But the US was consistent and mentally strong. With their foot on the gas pedal, the defense began to get tighter and tighter. A bid from Dalton Smith angered the Canadian sideline as he slammed into captain Peter Yu on his blindside. Soon after, the United States’ spirit captain Travis Carpenter would help officiate a spirit timeout. A calmed down USA squad extended their lead and drained the Canadian energy. Trent Dillon’s layout D in the end zone helped set up quite an exclamation point. Logan Pruess bombed a full field backhand to Kevin Brown for the 17-11 victory. The United States took gold in the Open Division.
“It was a culmination of everything we had talked about from the very beginning,” said coach Bob Krier. “We talked about playing 25 deep. That we were going to do it with our legs, and trusting each other.” This game was no different than most of the tournament, in that no player carried more than their share of the weight. Since the beginning, the US didn’t want their players to play more than six or seven points a game, leaving them capable for this kind of performance late in the tournament. In the final, 17 of the 25 players rostered notched a goal or an assist. They were the deepest team in the tournament, and it showed.
Chatha was the heavy lifter for Canada, scoring three goals and throwing three assists in a losing effort.
The Mixed final was Australia’s opportunity to continue surprising the competition. But the USA squad had ideas of their own, and they were just too talented. The Aussies didn’t shy away from the big challenge, but their ‘Pommie’ zone just didn’t have enough wind to support it.
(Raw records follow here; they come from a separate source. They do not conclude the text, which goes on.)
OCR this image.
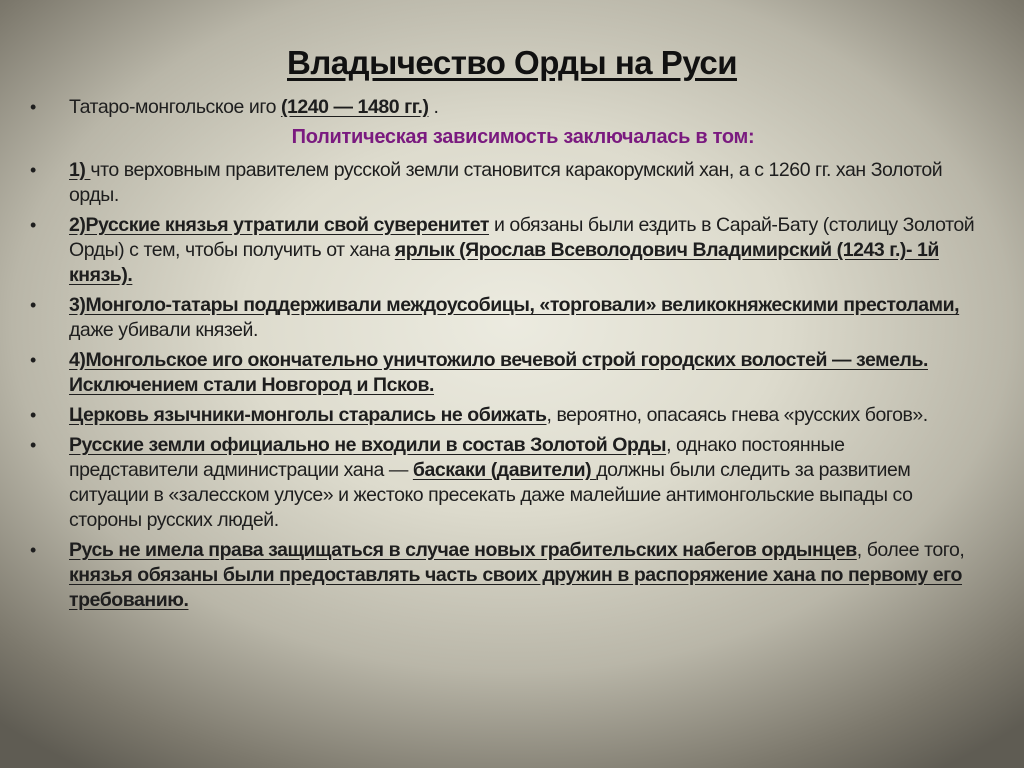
Владычество Орды на Руси
• Татаро-монгольское иго (1240 — 1480 гг.) .
Политическая зависимость заключалась в том:
• 1) что верховным правителем русской земли становится каракорумский хан, а с 1260 гг. хан Золотой орды.
• 2)Русские князья утратили свой суверенитет и обязаны были ездить в Сарай-Бату (столицу Золотой Орды) с тем, чтобы получить от хана ярлык (Ярослав Всеволодович Владимирский (1243 г.)- 1й князь).
• 3)Монголо-татары поддерживали междоусобицы, «торговали» великокняжескими престолами, даже убивали князей.
• 4)Монгольское иго окончательно уничтожило вечевой строй городских волостей — земель. Исключением стали Новгород и Псков.
• Церковь язычники-монголы старались не обижать, вероятно, опасаясь гнева «русских богов».
• Русские земли официально не входили в состав Золотой Орды, однако постоянные представители администрации хана — баскаки (давители) должны были следить за развитием ситуации в «залесском улусе» и жестоко пресекать даже малейшие антимонгольские выпады со стороны русских людей.
• Русь не имела права защищаться в случае новых грабительских набегов ордынцев, более того, князья обязаны были предоставлять часть своих дружин в распоряжение хана по первому его требованию.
To counter the potent deep game, the US had last back defenders making sure they were covering the long deep cuts of the Aussies. Clamp defense on the goal line from the Americans made it even harder for Australia to score once they did complete a huck, leaving almost no options for the Australian offense.
With the game getting out of hand, the USA never let up. At 11-2, Sam Greenwood forgot to use his hands, and instead blocked a huck from the mark with his face. Late in the second half, Leah Farris and Henry Phan were doing pushups on the sideline from mistakes they had made on the field. Claire Revere hit Sharon Lin to cap off a 17-4 obliteration of the Aussies.
“Our players did an amazing job of implementing our game plan,” said head coach Martin Aguilera after the game. “It just proved to be really effective.” The gameplan from the USA centered mainly around two things: poach on the deep looks and let them run their zone on our stacked O-line.
“This teams energy and spirit were really high and that’s great, but the chemistry on the field and their response to any sort of adjustment was huge,” added Aguilera. Despite the Australians’ best efforts, the USA was near perfect for the better part of the final. They deservingly took home the gold medal.
After the game, the crowd erupted when they realized that the great Indian squad wouldn’t be going home empty handed. The newcomers were proudly awarded the spirit award, for being the most spirited team in the mixed division (as decided by their opponents). After the game, the USA congratulated their peers on an outstanding accomplishment, while some went as far to give them their jerseys.
A gold medal for the USA was second only to the moments shared with the Indian squad.
The USA women’s team looked dominant, unwavering, and nearly perfect all week. But everyone can have a plan until they get punched in the mouth. Japan saved something extra for this final, and it would propel them towards being the only non-US squad to take home gold in 2015.
From the beginning, Japan was focused. They began up a break and made it clear to everyone watching that it would be a close contest. Small mistakes kept Japan in the game for the first half, while the USA defense struggled to force turns against a group of Japanese players that all had good hammers. At 5-5, Jaclyn Verzuh got a layout D then ran downfield to receive the assist from Alika Johnston. But her impressive break bookends was nothing to the Japanese. As they often do, they sang all the way back to their goal line, immediately re-energized for their next point. The mental toughness of the Japanese meant that it was difficult for the US to take advantage of any momentum, something they would try to do before the game was done.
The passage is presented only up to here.